Die Gleichwertigkeit der Stimmen und das Verfassungsgerichtsurteil zur 3%-Hürde

Am Mittwoch urteilte das Bundesverfassungsgericht, dass die 3%-Hürde für Parteien bei der Europawahl unzulässig ist und entfallen muss. Als Begründung führte das Gericht an, dass die Sperrklausel „gegen die Grundsätze der Wahlrechtsgleichheit und der Chancengleichheit der politischen Parteien“ [1] verstößt.
Dies ist juristisch sicherlich richtig, denn für die Beurteilung des Wahlverfahrens der deutschen Abgeordneten ist das deutsche Grundgesetz maßgeblich und deshalb muss eben auch die Gleichwertigkeit der Stimmen in besonderem Maße beachtet werden. Es stellt sich für das Gericht somit lediglich die Frage, ob es für eine solche Sperrklausel einen Rechtfertigungsgrund gibt und genau dies verneint das BVerfG zurzeit.
Kritisiert wird am BVerfG, dass es damit möglicherweise zu weit auf das Spielfeld der Politik vorgedrungen ist. Denn ob und wie weit eine Gefahr einer Zersplitterung droht, ist eine Frage der Einschätzung, und bei solchen Fragen darf das Bundesverfassungsgericht eigentlich nur dem Spielraum des Gesetzgebers verfassungsrechtliche Grenzen setzen.
Ich teile aber auch hier die Auffassung des Gerichts, denn nachdem es keine Anzeichen dafür gibt, dass bei einem Wegfall der 3%-Hürde die Funktionsfähigkeit des Parlaments in irgendeiner Form beeinträchtigt wird, entfällt meines Erachtens auch der Spielraum des Gesetzgebers, eine mögliche Gefährdung zu prognostizieren.
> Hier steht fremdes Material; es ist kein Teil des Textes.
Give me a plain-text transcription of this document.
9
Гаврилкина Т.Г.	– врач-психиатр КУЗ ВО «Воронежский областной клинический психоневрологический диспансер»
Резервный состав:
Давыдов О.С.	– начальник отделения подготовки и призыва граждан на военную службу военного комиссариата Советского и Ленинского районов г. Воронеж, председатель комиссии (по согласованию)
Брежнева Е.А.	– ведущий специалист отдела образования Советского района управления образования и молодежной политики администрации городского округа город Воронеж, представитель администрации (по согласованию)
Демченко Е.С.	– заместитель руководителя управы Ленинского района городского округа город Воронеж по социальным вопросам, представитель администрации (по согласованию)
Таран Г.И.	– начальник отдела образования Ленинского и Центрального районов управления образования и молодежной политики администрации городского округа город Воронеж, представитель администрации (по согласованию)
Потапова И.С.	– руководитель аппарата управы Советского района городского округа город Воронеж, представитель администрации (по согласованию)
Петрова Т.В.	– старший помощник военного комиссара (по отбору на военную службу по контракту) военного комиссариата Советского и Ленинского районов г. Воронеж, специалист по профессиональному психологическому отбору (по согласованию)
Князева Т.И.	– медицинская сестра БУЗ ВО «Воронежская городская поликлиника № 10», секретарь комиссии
Doch obwohl ich das Urteil für juristisch völlig korrekt halte, ist es aus meiner Sicht ein glatter Witz – ein Schildbürgerstreich. So stellt das Urteil höchstrichterlich fest, dass bei einer Wahl, bei der von vorneherein keine Gleichwertigkeit der Stimmen gegeben ist, eine 3%-Hürde an genau diesem Gleichwertigkeitsgebot scheitert. Betrachtet man das Europäische Parlament, dann ist die Zusammensetzung des Parlaments nicht proportional zu der Einwohnerzahl. Während Luxemburg mit rund einer halben Million Einwohner sechs Abgeordnete nach Brüssel oder Straßburg schicken darf, entfallen auf die BRD mit der 150-fachen Anzahl an Einwohnern gerade mal 96 Sitze [2], also nur 16-mal so viele.
Nun kann man sich fragen, ob es, auf die Einwohnerzahl bezogen, leichter ist 90.000 Luxemburger oder 800.000 Deutsche zu überzeugen, aber von einer Gleichwertigkeit der Stimmen kann man hier nicht sprechen.
Würde man das Bundestagswahlrecht auf diese Weise ausgestalten, also z.B. proportional dem Saarland mehr Sitze im Bundestag zuteilen, würde man gegen das Grundgesetz verstoßen. Doch weil für das Europäische Parlament europäische Gesetze gelten, muss die Gleichwertigkeit der Stimmen eben nicht bei der Wahl des gesamten Parlaments sondern nur bei der Wahl des deutschen Kontingents beachtet werden. Dies führt zu diesem zwar juristisch korrekten aber dennoch recht sinnfreien Urteil.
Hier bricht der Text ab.